¡Billy Zane no lo salvará del tráfico!


Estaba atorado en el tráfico de Avenida Guerrero. Aunado a que ésa siempre es una zona complicada en hora pico, a un infeliz se le había descompuesto la máquina justo en la rampa que conduce al Puente Corregidora, y los automóviles que intentaban cambiar de carril y aquellos que se los impedían sólo contribuían al caos. Cuento de nunca acabar. Estaba cansado tras un día duro en la oficina y, aunque deseaba llegar a casa cuanto antes, sortear este embotellamiento me tomaría, cuando menos, cuarenta minutos. Aferré las manos al volante y subí el volumen a la música: en esos casos no queda más que resignarse. Sin embargo, de repente todos comenzamos a avanzar y muy pronto estuve cerca tanto del sitio del percance como de una calle que podía sacarme de allí y llevarme a mi destino. ¿A qué se debía este súbito cambio de marcha? No tardé en descubrirlo: varios metros más adelante un hombre organizaba el flujo vehicular. Con singular dinamismo ayudaba a que todos rodearan el coche descompuesto, apresuraba a aquellos automovilistas fisgones que se detenían y se aseguraba de que aquellos que tomarían el puente no estorbaran el paso de quienes no. Cuando estuve más cerca y pude ver su rostro, éste me resultó tan familiar que bajé la ventanilla para asomar y cerciorarme de que no lo confundiera: era Billy Zane, el actor de Hollywood. ¿Qué hacía la estrella de Titanic y The Phantom allí, en medio del tráfico de las siete? No tenía idea, pero nos había ahorrado mucho tiempo a todos los que circulábamos por allí.

            “No cabe duda de que también es un héroe fuera de la pantalla”, pensé.

            Mas una máxima universal dicta que cuando las cosas van demasiado bien, sin falta algo estropeará todo, y aquella tarde no sería la excepción. Cuando ya veía cercana la desviación que me llevaría a Bulevar Colosio y a mi hogar, unos golpes en la portezuela me sobresaltaron. Volteé para descubrir que se trataba de mi amigo, el señor Pereira, a bordo de su bicicleta. Sonreía como hace cada que trama algo en mi contra.

            —¡Billy Zane no lo salvará del tráfico! —me dijo, y pedaleó hasta donde el actor dirigía los coches—. ¡Eh, Zane! —le gritó—. ¿Cuándo fue la última vez que estuviste en una película? ¡Eres un fraude! ¡Tu carrera está acabada!
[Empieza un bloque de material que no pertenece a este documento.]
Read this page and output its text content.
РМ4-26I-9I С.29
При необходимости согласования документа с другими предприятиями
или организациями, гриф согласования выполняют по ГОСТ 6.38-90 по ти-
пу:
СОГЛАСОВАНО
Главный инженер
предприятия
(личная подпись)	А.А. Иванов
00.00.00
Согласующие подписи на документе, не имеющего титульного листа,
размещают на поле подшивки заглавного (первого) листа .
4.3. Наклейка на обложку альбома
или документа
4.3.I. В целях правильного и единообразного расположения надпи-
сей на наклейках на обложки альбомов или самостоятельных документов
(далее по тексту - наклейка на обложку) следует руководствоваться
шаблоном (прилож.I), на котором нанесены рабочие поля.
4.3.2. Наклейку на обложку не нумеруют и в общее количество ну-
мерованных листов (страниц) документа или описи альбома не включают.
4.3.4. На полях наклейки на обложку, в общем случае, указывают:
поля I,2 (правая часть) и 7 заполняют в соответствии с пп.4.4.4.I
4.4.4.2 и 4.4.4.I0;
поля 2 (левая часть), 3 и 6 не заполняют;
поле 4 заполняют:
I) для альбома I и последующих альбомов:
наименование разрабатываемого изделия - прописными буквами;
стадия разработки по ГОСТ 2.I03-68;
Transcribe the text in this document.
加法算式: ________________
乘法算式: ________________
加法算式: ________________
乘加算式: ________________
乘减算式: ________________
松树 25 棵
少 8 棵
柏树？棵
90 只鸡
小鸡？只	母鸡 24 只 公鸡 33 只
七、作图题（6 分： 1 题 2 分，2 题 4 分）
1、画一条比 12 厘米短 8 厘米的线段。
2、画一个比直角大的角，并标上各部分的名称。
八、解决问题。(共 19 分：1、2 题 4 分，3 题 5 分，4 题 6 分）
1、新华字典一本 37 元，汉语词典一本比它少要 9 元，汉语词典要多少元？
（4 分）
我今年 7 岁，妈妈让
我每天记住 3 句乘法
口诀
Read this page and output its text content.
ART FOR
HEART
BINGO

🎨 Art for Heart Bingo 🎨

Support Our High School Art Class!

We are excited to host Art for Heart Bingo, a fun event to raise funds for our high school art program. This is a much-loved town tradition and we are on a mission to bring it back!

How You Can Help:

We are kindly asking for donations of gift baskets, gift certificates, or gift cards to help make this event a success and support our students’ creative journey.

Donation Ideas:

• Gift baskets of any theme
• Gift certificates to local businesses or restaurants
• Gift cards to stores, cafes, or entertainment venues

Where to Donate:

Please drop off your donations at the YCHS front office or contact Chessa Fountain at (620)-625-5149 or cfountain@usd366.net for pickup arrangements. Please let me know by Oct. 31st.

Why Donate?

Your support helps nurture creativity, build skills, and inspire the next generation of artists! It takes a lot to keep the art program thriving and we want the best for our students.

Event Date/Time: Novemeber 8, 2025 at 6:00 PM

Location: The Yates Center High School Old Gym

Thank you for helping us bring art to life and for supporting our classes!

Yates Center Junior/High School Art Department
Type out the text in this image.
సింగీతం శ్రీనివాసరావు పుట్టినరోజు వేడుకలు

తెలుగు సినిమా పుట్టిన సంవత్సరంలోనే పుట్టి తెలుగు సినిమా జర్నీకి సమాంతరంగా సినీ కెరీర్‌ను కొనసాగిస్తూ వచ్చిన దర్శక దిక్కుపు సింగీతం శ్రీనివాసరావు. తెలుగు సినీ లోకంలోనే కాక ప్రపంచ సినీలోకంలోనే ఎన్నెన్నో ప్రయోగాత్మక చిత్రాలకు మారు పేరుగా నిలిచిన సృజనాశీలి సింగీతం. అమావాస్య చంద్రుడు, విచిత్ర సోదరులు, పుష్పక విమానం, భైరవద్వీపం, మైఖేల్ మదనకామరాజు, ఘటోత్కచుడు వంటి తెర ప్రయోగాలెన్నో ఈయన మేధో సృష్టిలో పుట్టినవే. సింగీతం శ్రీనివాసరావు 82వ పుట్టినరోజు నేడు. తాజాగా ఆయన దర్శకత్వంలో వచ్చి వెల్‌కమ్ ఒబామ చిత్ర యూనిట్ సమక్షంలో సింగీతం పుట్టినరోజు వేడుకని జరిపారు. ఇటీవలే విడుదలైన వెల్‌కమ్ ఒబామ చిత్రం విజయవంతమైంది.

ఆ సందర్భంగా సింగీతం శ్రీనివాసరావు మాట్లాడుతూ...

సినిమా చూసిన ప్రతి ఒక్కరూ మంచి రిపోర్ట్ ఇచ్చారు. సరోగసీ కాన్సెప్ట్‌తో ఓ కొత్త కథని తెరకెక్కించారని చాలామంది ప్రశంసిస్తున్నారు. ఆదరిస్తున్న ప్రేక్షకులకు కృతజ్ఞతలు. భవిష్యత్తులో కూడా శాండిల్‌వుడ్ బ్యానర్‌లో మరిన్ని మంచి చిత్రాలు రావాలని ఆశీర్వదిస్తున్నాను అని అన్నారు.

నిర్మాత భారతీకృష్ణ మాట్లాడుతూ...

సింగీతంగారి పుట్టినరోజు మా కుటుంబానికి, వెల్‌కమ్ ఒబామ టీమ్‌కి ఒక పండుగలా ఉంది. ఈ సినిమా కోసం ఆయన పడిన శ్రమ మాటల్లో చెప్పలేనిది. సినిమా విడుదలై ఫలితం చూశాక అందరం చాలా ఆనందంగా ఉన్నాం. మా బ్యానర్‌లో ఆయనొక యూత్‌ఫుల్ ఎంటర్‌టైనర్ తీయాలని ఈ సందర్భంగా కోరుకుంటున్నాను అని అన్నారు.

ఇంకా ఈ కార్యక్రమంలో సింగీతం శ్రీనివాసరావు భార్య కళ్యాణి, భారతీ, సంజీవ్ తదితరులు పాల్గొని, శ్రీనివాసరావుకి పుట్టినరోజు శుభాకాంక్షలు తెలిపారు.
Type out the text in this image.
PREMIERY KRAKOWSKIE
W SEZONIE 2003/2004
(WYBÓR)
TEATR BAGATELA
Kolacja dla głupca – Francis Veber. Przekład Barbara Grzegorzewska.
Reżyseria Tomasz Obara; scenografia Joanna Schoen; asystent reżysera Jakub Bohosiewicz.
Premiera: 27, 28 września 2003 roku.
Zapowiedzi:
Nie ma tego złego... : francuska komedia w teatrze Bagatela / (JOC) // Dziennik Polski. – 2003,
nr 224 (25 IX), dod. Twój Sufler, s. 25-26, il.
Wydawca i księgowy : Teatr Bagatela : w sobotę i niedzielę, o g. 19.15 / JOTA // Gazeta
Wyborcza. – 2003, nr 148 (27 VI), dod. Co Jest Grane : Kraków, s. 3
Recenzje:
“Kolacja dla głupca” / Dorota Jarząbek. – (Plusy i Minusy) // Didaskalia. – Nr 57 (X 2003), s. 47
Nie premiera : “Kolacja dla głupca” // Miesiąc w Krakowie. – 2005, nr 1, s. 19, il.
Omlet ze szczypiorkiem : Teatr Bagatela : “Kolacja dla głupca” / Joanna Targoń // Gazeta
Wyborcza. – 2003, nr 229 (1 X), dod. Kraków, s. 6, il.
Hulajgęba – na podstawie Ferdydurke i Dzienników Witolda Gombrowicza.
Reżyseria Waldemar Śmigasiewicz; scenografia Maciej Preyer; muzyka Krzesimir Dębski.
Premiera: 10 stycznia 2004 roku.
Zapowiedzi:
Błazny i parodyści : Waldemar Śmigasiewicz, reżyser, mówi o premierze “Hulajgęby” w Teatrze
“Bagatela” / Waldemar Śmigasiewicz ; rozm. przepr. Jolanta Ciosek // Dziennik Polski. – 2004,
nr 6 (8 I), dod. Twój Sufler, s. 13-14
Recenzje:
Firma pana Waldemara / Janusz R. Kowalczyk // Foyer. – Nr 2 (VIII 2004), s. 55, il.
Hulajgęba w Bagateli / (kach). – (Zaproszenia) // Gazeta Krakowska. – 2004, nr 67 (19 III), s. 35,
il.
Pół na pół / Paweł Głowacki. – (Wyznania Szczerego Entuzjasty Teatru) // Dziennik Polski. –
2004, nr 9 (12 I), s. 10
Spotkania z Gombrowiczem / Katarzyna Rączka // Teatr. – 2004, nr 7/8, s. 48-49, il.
            Al escuchar esto, la carismática sonrisa de Billy Zane dio paso a una amarga mueca. Fue como si las palabras del señor Pereira le hubieran encogido el corazón. Entonces dejó de dar indicaciones a los automovilistas y, presa de la congoja, fue y se encogió en posición fetal a la orilla del camino. Sin él para guiarlos, los conductores pronto retomaron sus barbáricas costumbres y, en cuestión de segundos, el flujo ordenado se convirtió en el alboroto típico de aquellas horas. La desviación que antes viera tan cercana, de pronto estaba muy, muy lejos.

            —¡Billy! —grité por la ventanilla—. ¡Regresa por favor! ¡Te necesitamos para salir de aquí! ¡Billy!

            Pero el actor estaba demasiado inmerso en la autoconmiseración como para escucharme: se había hundido igual que el Titanic.

            Entonces el señor Pereira de nuevo zigzagueó entre los coches hasta mi ventanilla.

            —¡Se lo dije! ¡Billy Zane no lo salvará del tráfico! ¡Disfrute del embotellamiento!


            Y dicho esto pedaleó veloz entre aquel río de luces amarillas y rojas hasta perderse de vista, mientras que yo me quedé allí varado, muy lejos del descanso que anhelaba, otra media hora.